In the past decade, Brenner's status as an international scientific guru and his love of new projects have seen him act as an adviser to three major scientific ventures: Singapore's Biopolis, the Okinawa Institute of Science and Technology in Japan and the Howard Hughes Medical Institute's Janelia Farm campus in Virginia. These projects all seek to do adventurous interdisciplinary research and have budgets large enough to attract talented scientists.
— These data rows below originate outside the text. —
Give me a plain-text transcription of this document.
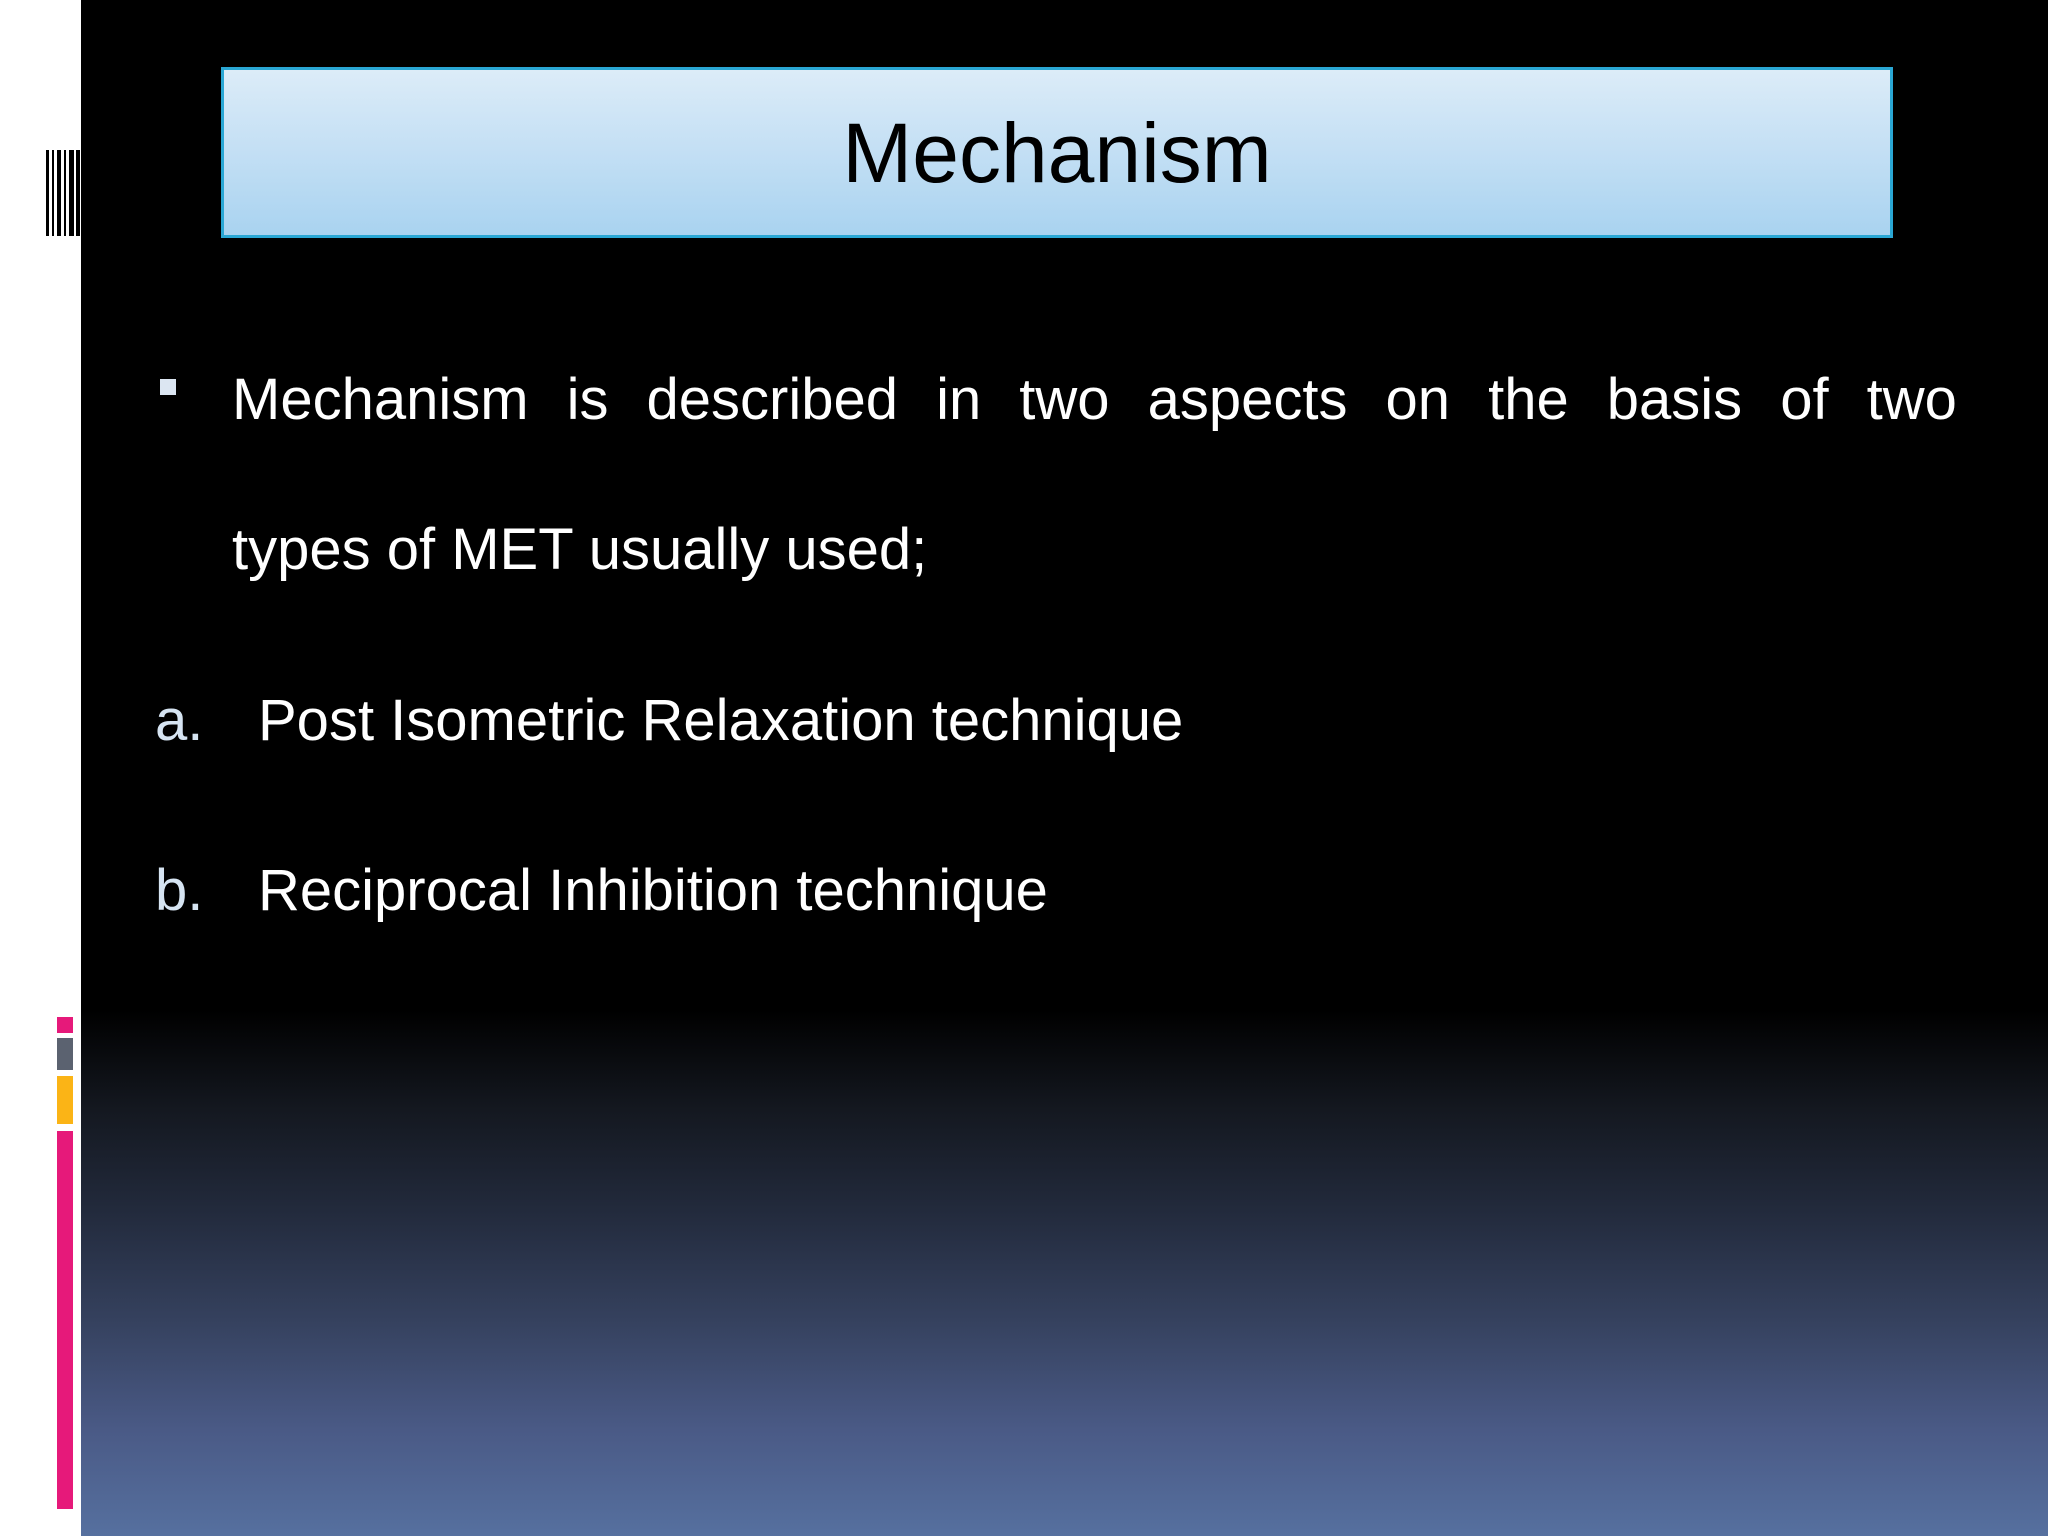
Mechanism
Mechanism is described in two aspects on the basis of two
types of MET usually used;
a. Post Isometric Relaxation technique
b. Reciprocal Inhibition technique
Brenner never stops talking, thinking and making jokes, on every subject. This makes him exciting, if not easy, to be around, especially for the thin-skinned. Brenner's style is not to everyone's taste, as Friedberg shows with a heated exchange of letters between Brenner and another scientist about an unnamed junior researcher. There are also perils in his being such a scientific grasshopper — his transient fancies have sometimes sent hapless students off on doomed projects. Brenner's most productive partnership was with Crick, who could pick out the jewels from the endless stream of wild thoughts, witticisms, projects and experiments.

Friedman makes a few errors in science, dates and names; he also gives a misleading impression of how Brenner and his projects were seen initially. The C. elegans work was viewed with scepticism, nationally and internationally, despite its power to entrance young scientists — myself included. Friedman skates over some other contentious episodes and failures in Brenner's career. For example, his close friendship with Victor Rothschild, another charismatic polymath, is described without mention of Brenner's consequent endorsement of the 1971 Rothschild Report, which was a misbegotten attempt to impose contract research on UK science. Some successes are also omitted, such as his recent work on elephant shark DNA, which has revealed ancient features of the vertebrate genome — and echoes his first research animal, the South African elephant shrew.

No biography could contain all of Brenner's provocative, funny and acute remarks. But enough are included, and the photographs do justice to Brenner's wild eyebrows and penetrating gaze. Friedberg wisely quotes others, notably fellow Nobel-prizewinner François Jacob, to provide the most vivid descriptions of his extraordinary subject.